Quale altro senso avrebbe altrimenti il massacro estemporaneo di quasi tutti i freak dello sfortunato "Dandy's Cabinet Of Curiosities"? Giunge la fine, furiosa e senza speranza, per quasi tutti gli orrendi protagonisti – giudizio di tipo morale e non estetico – e per il loro carnefice, che dopo averne compiute di terribili e oltre, riceve infine la giusta punizione. E noi siamo lì, in mezzo al pubblico di tre (facciamo quattro) persone pronte ad assistere alla sua fine, godendo della violenza fine a se stessa. A quel punto, dopo aver tagliato bruscamente tutti i ponti con il passato, siamo pronti a guardare avanti, con un epilogo lontano nel puro stile della serie, che ritorna alla protagonista Elsa e che giustifica quanto avevamo già visto nel futuro di Pepper in Orphans.

Tutto scivola ben presto nel doppio omaggio. Il primo, meno interessante e giustificato, anche dato il livello mediocre della stagione, che il Freak Show fa a se stesso, con il ritorno di tutti i protagonisti e i personaggi sovrannaturali (ma quanto è stato sbagliato far uscire di scena Twisty?), il secondo, più sentito e quasi dovuto, a Jessica Lange e a ciò che ha rappresentato per questa serie, in quella che probabilmente è stata la sua ultima apparizione nello show. In quello che è chiaramente un finale spezzato in due, tutte le storyline trovano il loro sbocco, in alcuni casi prevedibile, in altri no, ma generalmente nell'indifferenza di chi si accorge di essere arrivato alla fine di una storia ben poco lineare e comprensibile.

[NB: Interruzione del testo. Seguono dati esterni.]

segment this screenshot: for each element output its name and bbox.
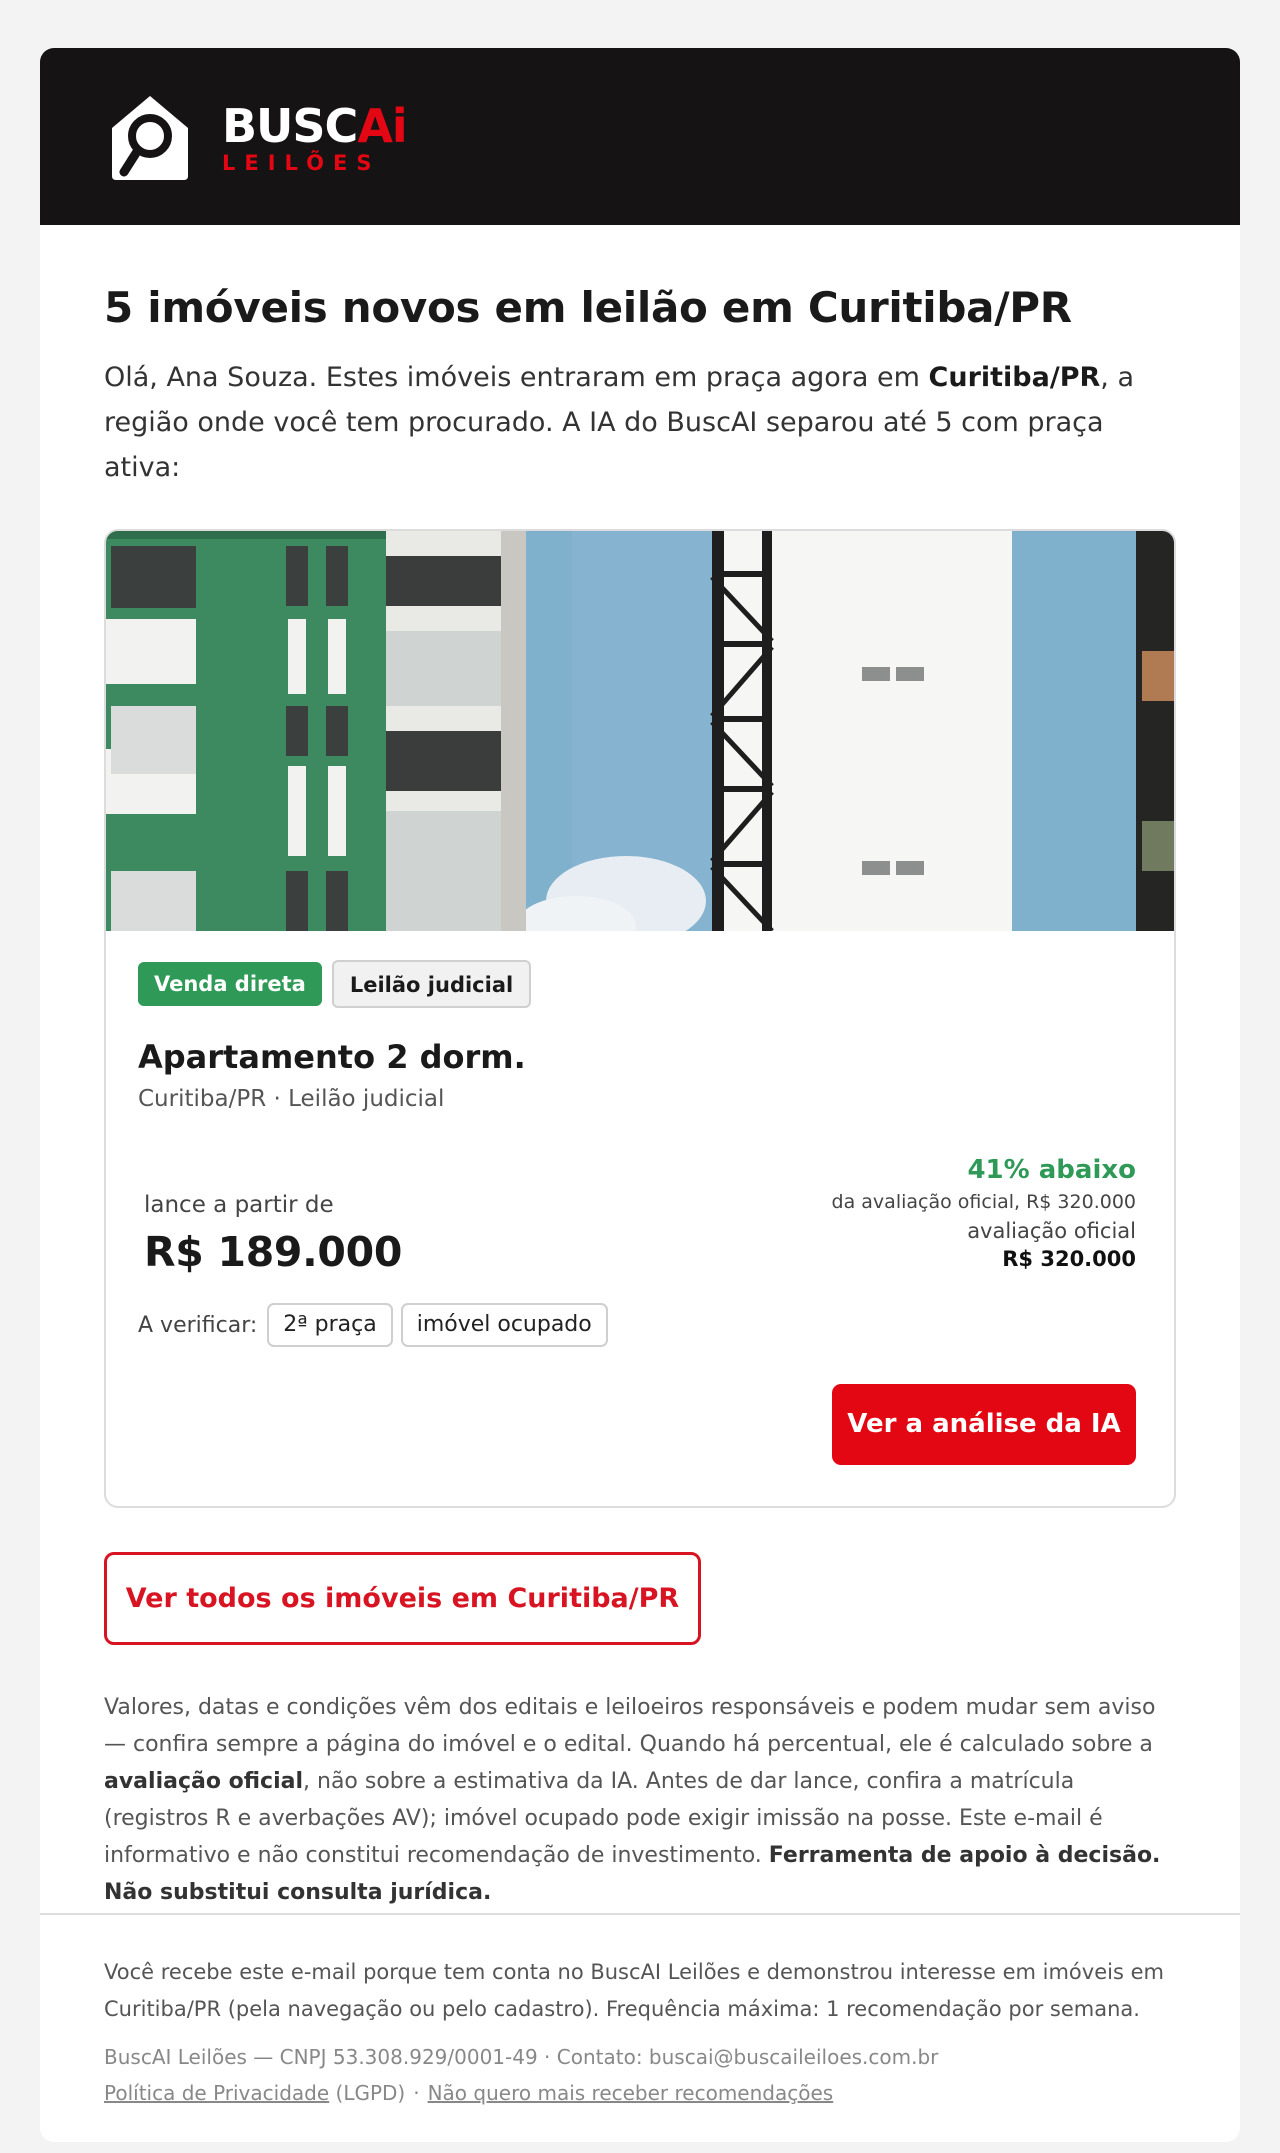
link-separator: · [413,2081,420,2106]
disclaimer-bold1: avaliação oficial [104,1769,304,1795]
discount-note: da avaliação oficial, R$ 320.000 [831,1191,1136,1214]
privacy-suffix: (LGPD) [329,2081,406,2106]
listing-photo[interactable] [106,531,1174,932]
tag-leilao-judicial: Leilão judicial [331,960,532,1009]
price-label: lance a partir de [144,1192,334,1219]
intro-part1: Olá, Ana Souza. Estes imóveis entraram e… [104,362,929,394]
appraisal-label: avaliação oficial [967,1219,1136,1244]
brand-name-main: BUSC [222,98,358,153]
email-footer: Você recebe este e-mail porque tem conta… [40,1954,1240,2111]
disclaimer-part1: Valores, datas e condições vêm dos edita… [104,1695,1156,1758]
listing-subtitle: Curitiba/PR · Leilão judicial [138,1086,445,1113]
house-magnifier-icon [112,96,188,180]
footer-links: Política de Privacidade (LGPD) · Não quero… [104,2075,1176,2111]
view-ai-analysis-button[interactable]: Ver a análise da IA [832,1384,1136,1466]
footer-legal: BuscAI Leilões — CNPJ 53.308.929/0001-49… [104,2039,1176,2111]
brand-wordmark: BUSC Ai LEILÕES [222,98,408,175]
company-info: BuscAI Leilões — CNPJ 53.308.929/0001-49… [104,2045,939,2070]
footer-divider [40,1913,1240,1916]
verify-chip-ocupado: imóvel ocupado [400,1303,608,1348]
footer-reason: Você recebe este e-mail porque tem conta… [104,1960,1164,2022]
headline: 5 imóveis novos em leilão em Curitiba/PR [104,283,1072,332]
unsubscribe-link[interactable]: Não quero mais receber recomendações [428,2081,834,2105]
intro-text: Olá, Ana Souza. Estes imóveis entraram e… [104,355,1176,490]
listing-title[interactable]: Apartamento 2 dorm. [138,1038,1136,1076]
brand-logo[interactable]: BUSC Ai LEILÕES [104,92,408,184]
intro-city: Curitiba/PR [928,362,1101,394]
brand-subtitle: LEILÕES [222,150,381,175]
brand-name: BUSC Ai [222,98,408,153]
email-header: BUSC Ai LEILÕES [40,48,1240,225]
price-value: R$ 189.000 [144,1228,403,1277]
price-block: lance a partir de R$ 189.000 [144,1192,402,1276]
verify-row: A verificar: 2ª praça imóvel ocupado [138,1303,608,1348]
email-content: 5 imóveis novos em leilão em Curitiba/PR… [40,283,1240,1911]
see-all-properties-button[interactable]: Ver todos os imóveis em Curitiba/PR [104,1552,701,1646]
listing-tags: Venda direta Leilão judicial [138,960,1136,1009]
listing-details: Venda direta Leilão judicial Apartamento… [106,931,1174,1506]
listing-card[interactable]: Venda direta Leilão judicial Apartamento… [104,529,1176,1509]
verify-label: A verificar: [138,1312,258,1338]
discount-percent: 41% abaixo [967,1155,1136,1186]
privacy-policy-link[interactable]: Política de Privacidade [104,2081,329,2105]
appraisal-value: R$ 320.000 [1002,1247,1136,1272]
brand-name-ai: Ai [357,98,407,153]
email-container: BUSC Ai LEILÕES 5 imóveis novos em leilão… [40,48,1240,2142]
discount-block: 41% abaixo da avaliação oficial, R$ 320.… [832,1155,1136,1271]
tag-venda-direta: Venda direta [138,962,322,1007]
disclaimer-text: Valores, datas e condições vêm dos edita… [104,1689,1176,1911]
verify-chip-praca: 2ª praça [267,1303,393,1348]
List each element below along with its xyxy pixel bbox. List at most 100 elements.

Che non sarebbe un male di per sé. Vogliamo trascinare tutto in delirio illogico e terrificante? Ben venga, ma ne deve valere la pena. E dalla fine di Asylum, anche facendo probabilmente un passo in avanti rispetto a Coven, American Horror Story non ha mai dato l'impressione di valerne la pena. Tanto trash, splatter e personaggi su personaggi ammucchiati, ma alla fine, dopo la veloce dipartita del clown pazzo, gli unici sprazzi di interesse li ha regalati Dandy, con un Finn Wittrock capace di sostenere il peso di una serie ormai con il fiato corto. Sembra un po' troppo a quel punto pretendere commozione e coinvolgimento emotivo di fronte ad un finale che "vorrebbe ma semplicemente non può".

Allora che si prenda quello ciò che rimane della bella ambientazione americana, di quest'horror che esiste solo nel titolo della serie, di questa storia che manca di un nucleo centrale, e si faccia una serie composta da episodi autoconclusivi e slegati tra loro.